While Bill tended to everything outside, our butler, Albert, was the head of our forces inside. Being a butler rather than a handyman, my mother insisted that Albert wear a pressed suit everyday that he was on duty at our house (although she did force Bill to wear one aswell whenever he was to be seen driving us around). Albert lived in a guest bedroom on the second floor of our home, while my mother and I occupied the third. If ever my mom or I needed something and we were simply too lazy to go get it ourselves- which turned out to be most of the time- Albert would be the one beckoned to run and fetch it. Albert did not look to me like a traditional butler, as he was only in his mid to late forties and never talked in that slow drawl that most butlers usually adopted as if to say, “I am ready to serve you, but I am not particularly concerned if you are pleased with my quality of service.” Albert usually tried his hardest to make sure that everyone was content, and I am not going to lie; he did a pretty good job.

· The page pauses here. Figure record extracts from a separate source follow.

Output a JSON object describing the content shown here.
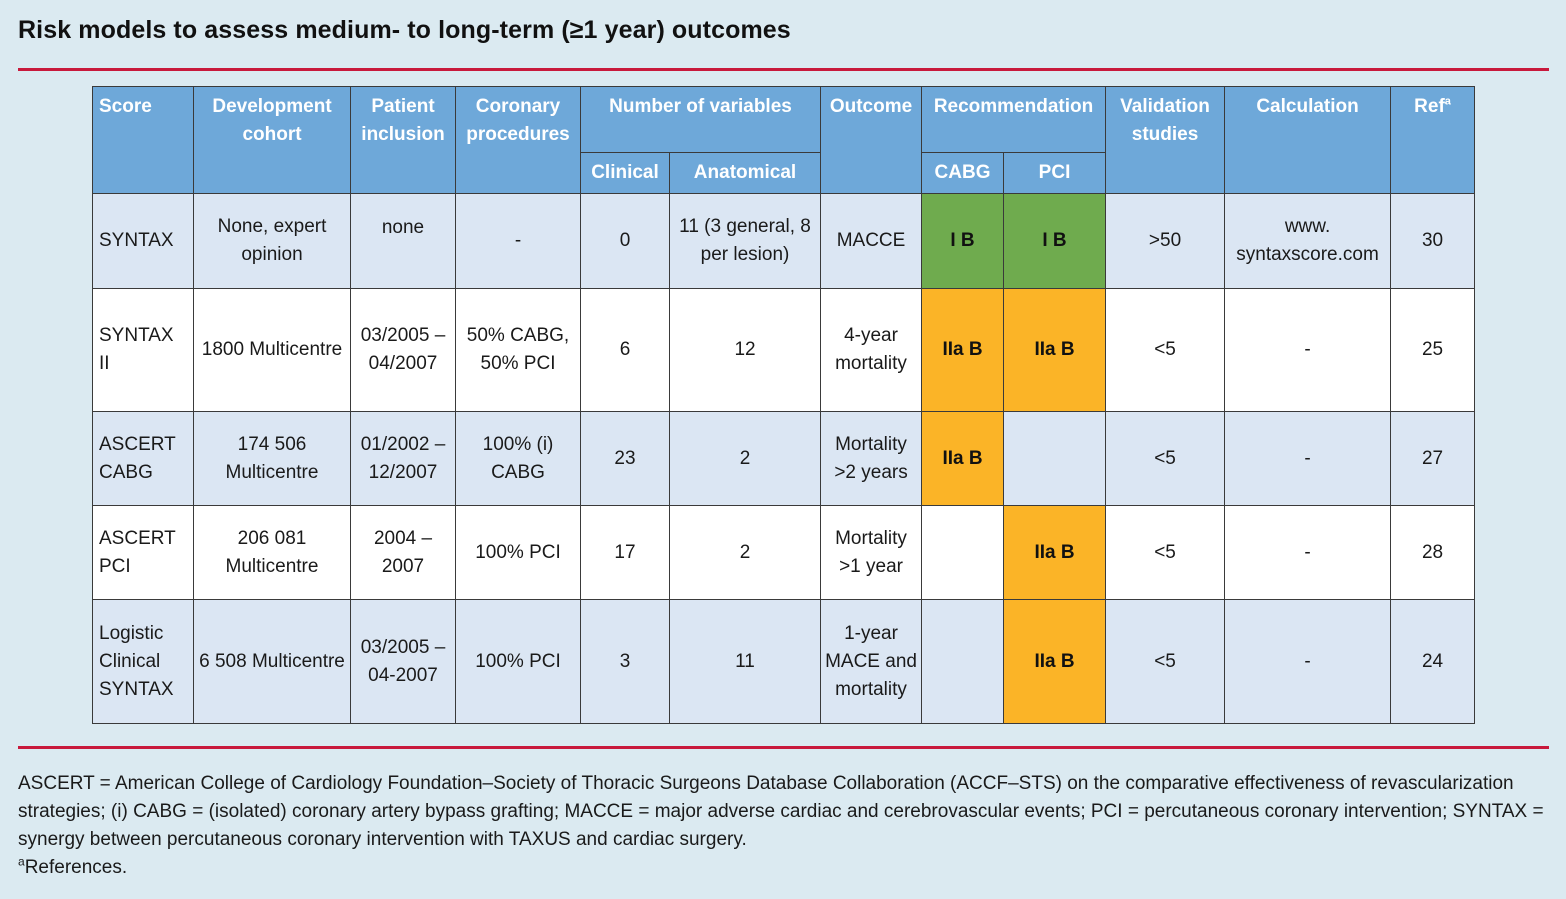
{
  "title": "Risk models to assess medium- to long-term (≥1 year) outcomes",
  "table": {
    "headers": {
      "score": "Score",
      "development_cohort": "Development cohort",
      "patient_inclusion": "Patient inclusion",
      "coronary_procedures": "Coronary procedures",
      "number_of_variables": "Number of variables",
      "clinical": "Clinical",
      "anatomical": "Anatomical",
      "outcome": "Outcome",
      "recommendation": "Recommendation",
      "cabg": "CABG",
      "pci": "PCI",
      "validation_studies": "Validation studies",
      "calculation": "Calculation",
      "ref": "Ref",
      "ref_sup": "a"
    },
    "rows": [
      {
        "score": "SYNTAX",
        "cohort": "None, expert opinion",
        "inclusion": "none",
        "procedures": "-",
        "clinical": "0",
        "anatomical": "11 (3 general, 8 per lesion)",
        "outcome": "MACCE",
        "cabg": "I B",
        "pci": "I B",
        "validation": ">50",
        "calculation": "www. syntaxscore.com",
        "ref": "30"
      },
      {
        "score": "SYNTAX II",
        "cohort": "1800 Multicentre",
        "inclusion": "03/2005 – 04/2007",
        "procedures": "50% CABG, 50% PCI",
        "clinical": "6",
        "anatomical": "12",
        "outcome": "4-year mortality",
        "cabg": "IIa B",
        "pci": "IIa B",
        "validation": "<5",
        "calculation": "-",
        "ref": "25"
      },
      {
        "score": "ASCERT CABG",
        "cohort": "174 506 Multicentre",
        "inclusion": "01/2002 – 12/2007",
        "procedures": "100% (i) CABG",
        "clinical": "23",
        "anatomical": "2",
        "outcome": "Mortality >2 years",
        "cabg": "IIa B",
        "pci": "",
        "validation": "<5",
        "calculation": "-",
        "ref": "27"
      },
      {
        "score": "ASCERT PCI",
        "cohort": "206 081 Multicentre",
        "inclusion": "2004 – 2007",
        "procedures": "100% PCI",
        "clinical": "17",
        "anatomical": "2",
        "outcome": "Mortality >1 year",
        "cabg": "",
        "pci": "IIa B",
        "validation": "<5",
        "calculation": "-",
        "ref": "28"
      },
      {
        "score": "Logistic Clinical SYNTAX",
        "cohort": "6 508 Multicentre",
        "inclusion": "03/2005 – 04-2007",
        "procedures": "100% PCI",
        "clinical": "3",
        "anatomical": "11",
        "outcome": "1-year MACE and mortality",
        "cabg": "",
        "pci": "IIa B",
        "validation": "<5",
        "calculation": "-",
        "ref": "24"
      }
    ]
  },
  "footnote": {
    "abbreviations": "ASCERT = American College of Cardiology Foundation–Society of Thoracic Surgeons Database Collaboration (ACCF–STS) on the comparative effectiveness of revascularization strategies; (i) CABG = (isolated) coronary artery bypass grafting; MACCE = major adverse cardiac and cerebrovascular events; PCI = percutaneous coronary intervention; SYNTAX = synergy between percutaneous coronary intervention with TAXUS and cardiac surgery.",
    "ref_marker": "a",
    "ref_text": "References."
  },
  "colors": {
    "background": "#dbeaf1",
    "header": "#6ea8d9",
    "row_shaded": "#dbe6f3",
    "rule": "#c8193c",
    "class_I": "#6fab4e",
    "class_IIa": "#fbb427"
  }
}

Corona was by far the most interesting character in our house. A woman of Latino descent, Corona had immigrated to America with her parents at the age of ten, and had immediately begun working many small jobs to keep her family afloat. Corona came to work for my mother and father shortly after they became married, barely understanding any English prior to this employment. My parents worked with her tirelessly before I was born to teach her as much of their language as they could, and when I was about a year old, my dad hired a tutor to assist Corona in studying for the American Citizenship Test. Dad also provided her with paid leave until she had successfully passed the test, at which point she continued her work for my family. Corona had moved her parents up from a small border town in southern California to Los Angeles in their old age to take care of them. Corona rented a small apartment in which she kept her parents. Corona would return home every evening and journey back to our house every morning. While most people who I ever came in contact with would shy away from me and treat me almost as if I were a god, Corona was the one person who was not afraid to dish out some form of punishment to me, always recalling stories of her days in Mexico and the hardships she suffered. I quickly learned that whenever Corona was present I must be on my best behaviour. While my mom did not insist on any specific attire for our cleaning lady, Corona always wore the same blue apron and plaid hairband everyday. This hairband ended up covering the majority of Corona’s head, and I could not remember one time when I had seen her without this piece of cloth tied around it, leading me to believe she had a bald spot or something to that extent.